For decades or even centuries, investors have purchased multifamily, commercial, and office properties for the purpose of generating positive yield from renters. Such multi-unit properties offered economies of scale because servicing multiple tenants in close proximity to one another is manageable with just a few employees, property managers, or maintenance professionals.
Several posters have mentioned that both REITs and private equity have been buying up single-family residential properties across the nation for the purpose of becoming landlords (and possibly eventual slumlords if properties are not maintained adequately). I have personally observed this on a broad scale in the sub-$300,000 price category of “starter homes” and townhouses whenever new units are built in areas with strong rental demand.
Suburban and exurban (semi-rural) single-family homes are not usually as economical to manage as multi-family and commercial properties might be, because single units require more employees or agents per unit to achieve a high level of attention to maintaining cashflow.
My “back-of-the-envelope math” calculations reveal that the new home developments I have seen purchased in bulk are located in exurban (far suburban) areas where average rent for a 3BR 2BA home is at least $1,800/mo for a $300,000 property. Purchases of such properties produce a starting yield of 7%+ before taxes, insurance, maintenance, HOA fees, and rental agent commissions.
More recently, the demand for income-producing real estate has progressed from exurban starter or move-up homes by institutional purchasers to luxury properties being acquired by individual investors in suburban areas with good schools. Obviously, investors and rich individuals are sitting on so much cash that there are few options for generating yields anywhere near the inflation rate.

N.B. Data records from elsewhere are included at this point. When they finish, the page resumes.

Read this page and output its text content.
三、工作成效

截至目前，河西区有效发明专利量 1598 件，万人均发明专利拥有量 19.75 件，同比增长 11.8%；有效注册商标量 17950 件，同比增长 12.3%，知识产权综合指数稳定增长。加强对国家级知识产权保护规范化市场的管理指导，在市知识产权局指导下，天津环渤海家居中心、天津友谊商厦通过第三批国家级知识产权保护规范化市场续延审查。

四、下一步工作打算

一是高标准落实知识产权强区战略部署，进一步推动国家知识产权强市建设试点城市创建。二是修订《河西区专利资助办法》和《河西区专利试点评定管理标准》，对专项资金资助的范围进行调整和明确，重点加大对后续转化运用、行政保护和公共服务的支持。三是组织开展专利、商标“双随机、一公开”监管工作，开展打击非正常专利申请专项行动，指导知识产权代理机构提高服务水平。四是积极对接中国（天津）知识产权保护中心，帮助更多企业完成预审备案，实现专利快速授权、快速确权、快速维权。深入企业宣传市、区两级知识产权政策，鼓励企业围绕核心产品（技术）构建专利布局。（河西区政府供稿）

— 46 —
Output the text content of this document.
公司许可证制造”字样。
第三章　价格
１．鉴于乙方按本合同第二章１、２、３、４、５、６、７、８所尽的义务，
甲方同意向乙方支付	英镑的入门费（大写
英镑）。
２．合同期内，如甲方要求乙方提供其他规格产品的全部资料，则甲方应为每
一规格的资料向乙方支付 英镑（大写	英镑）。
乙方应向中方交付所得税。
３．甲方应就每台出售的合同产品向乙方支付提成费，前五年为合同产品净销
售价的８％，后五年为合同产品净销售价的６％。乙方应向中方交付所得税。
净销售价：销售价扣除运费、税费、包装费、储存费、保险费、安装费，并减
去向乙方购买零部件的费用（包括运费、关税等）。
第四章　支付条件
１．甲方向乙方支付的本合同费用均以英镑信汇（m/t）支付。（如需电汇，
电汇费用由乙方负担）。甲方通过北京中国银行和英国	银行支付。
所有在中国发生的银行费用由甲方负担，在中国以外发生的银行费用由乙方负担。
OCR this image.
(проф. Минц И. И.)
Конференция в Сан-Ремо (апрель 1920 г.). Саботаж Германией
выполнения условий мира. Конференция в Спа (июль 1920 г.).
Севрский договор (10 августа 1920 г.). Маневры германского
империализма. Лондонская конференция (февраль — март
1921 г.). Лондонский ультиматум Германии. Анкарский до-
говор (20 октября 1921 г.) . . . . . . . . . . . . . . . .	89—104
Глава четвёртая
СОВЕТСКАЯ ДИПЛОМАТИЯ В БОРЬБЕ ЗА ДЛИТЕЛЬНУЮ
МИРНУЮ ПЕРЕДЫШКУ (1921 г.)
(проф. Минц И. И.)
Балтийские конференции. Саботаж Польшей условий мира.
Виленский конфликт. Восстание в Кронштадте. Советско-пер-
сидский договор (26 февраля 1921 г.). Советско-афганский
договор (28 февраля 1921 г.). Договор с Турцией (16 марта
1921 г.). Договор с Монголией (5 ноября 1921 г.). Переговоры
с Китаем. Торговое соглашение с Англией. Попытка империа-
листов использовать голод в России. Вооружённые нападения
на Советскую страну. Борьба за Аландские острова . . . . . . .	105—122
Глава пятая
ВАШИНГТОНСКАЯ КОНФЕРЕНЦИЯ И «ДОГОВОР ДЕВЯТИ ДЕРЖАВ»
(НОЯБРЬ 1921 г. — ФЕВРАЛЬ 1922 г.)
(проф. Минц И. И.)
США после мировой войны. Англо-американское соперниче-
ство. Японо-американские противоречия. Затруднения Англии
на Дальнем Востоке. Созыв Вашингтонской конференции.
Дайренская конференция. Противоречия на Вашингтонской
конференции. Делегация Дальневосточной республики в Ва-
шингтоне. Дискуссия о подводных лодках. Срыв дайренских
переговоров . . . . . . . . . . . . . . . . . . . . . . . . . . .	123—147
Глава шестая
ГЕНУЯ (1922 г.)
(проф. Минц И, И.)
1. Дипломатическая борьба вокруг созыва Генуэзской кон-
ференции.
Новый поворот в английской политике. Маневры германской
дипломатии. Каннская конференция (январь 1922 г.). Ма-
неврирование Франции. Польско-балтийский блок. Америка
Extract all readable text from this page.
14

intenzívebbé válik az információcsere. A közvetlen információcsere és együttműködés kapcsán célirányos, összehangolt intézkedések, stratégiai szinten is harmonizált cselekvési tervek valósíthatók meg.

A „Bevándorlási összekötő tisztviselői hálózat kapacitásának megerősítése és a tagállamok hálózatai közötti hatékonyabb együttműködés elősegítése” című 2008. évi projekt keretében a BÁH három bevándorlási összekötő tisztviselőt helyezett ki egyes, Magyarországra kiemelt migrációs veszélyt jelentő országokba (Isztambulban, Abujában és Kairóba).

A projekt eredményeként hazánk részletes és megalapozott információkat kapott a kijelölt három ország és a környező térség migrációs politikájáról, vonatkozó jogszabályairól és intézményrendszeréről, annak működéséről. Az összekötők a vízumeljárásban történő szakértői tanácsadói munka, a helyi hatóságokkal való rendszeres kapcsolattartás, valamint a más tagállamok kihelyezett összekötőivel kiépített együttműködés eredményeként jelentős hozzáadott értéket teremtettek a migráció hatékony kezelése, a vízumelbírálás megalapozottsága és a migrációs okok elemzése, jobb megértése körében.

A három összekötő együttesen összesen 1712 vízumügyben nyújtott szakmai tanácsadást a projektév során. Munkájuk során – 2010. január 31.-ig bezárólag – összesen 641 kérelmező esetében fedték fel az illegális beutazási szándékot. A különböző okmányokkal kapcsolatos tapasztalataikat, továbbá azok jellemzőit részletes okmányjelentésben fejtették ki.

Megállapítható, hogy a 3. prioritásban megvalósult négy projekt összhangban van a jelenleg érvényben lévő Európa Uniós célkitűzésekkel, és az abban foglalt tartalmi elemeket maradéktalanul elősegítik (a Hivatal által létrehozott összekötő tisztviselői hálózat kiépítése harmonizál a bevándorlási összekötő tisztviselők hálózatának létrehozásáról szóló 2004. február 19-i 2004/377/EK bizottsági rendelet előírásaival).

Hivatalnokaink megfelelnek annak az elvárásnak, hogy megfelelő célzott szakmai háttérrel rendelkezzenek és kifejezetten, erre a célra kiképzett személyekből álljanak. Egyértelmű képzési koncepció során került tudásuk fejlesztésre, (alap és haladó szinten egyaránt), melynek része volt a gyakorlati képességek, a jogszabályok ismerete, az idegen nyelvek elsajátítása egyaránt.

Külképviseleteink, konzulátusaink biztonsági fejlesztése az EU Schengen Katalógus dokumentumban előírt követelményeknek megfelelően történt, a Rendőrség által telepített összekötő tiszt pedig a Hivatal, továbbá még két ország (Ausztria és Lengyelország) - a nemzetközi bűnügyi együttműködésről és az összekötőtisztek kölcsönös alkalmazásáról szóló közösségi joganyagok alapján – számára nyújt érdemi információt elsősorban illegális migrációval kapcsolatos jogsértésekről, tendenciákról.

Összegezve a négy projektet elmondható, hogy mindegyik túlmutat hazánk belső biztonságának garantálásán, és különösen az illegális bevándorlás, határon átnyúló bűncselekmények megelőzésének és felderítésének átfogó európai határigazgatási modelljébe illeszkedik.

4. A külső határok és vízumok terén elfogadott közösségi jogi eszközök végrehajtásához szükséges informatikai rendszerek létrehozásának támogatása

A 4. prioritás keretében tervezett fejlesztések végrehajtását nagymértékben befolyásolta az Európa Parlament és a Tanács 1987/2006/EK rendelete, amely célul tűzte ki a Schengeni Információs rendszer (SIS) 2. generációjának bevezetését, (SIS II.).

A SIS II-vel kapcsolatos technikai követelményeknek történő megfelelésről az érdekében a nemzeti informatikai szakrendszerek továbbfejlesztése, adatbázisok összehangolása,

In my own gated neighborhood, a 5,500 SF home was recently purchased by an individual for $1.14 million and promptly put on the rental market for $5,500/month. The purchaser of this property will realize a yield of a little less than 5.8% before taxes, insurance, maintenance, HOA Fees, and rental agent commissions.
With today’s 8% inflation, the landlord will be losing purchasing power, but my guess is they are expecting price appreciation to make their investment break even with inflation or to do better.
Having experienced a few of my own “tenants from he11” in single-family rentals, I sincerely hope the institutional and individual owners of these houses have taken the risk of cash flow interruption into account.
If the economy falters, then single-family home investors should include in their pro forma calculations the cost of attorney fees, eviction, and collection from intransigent tenants who fail to pay their rent or who abuse properties, causing an interruption in cashflow and substantial out-of-pocket costs for repairs and restoration of damage caused by bad tenants.
There’s still an awful lot of cash chasing yield.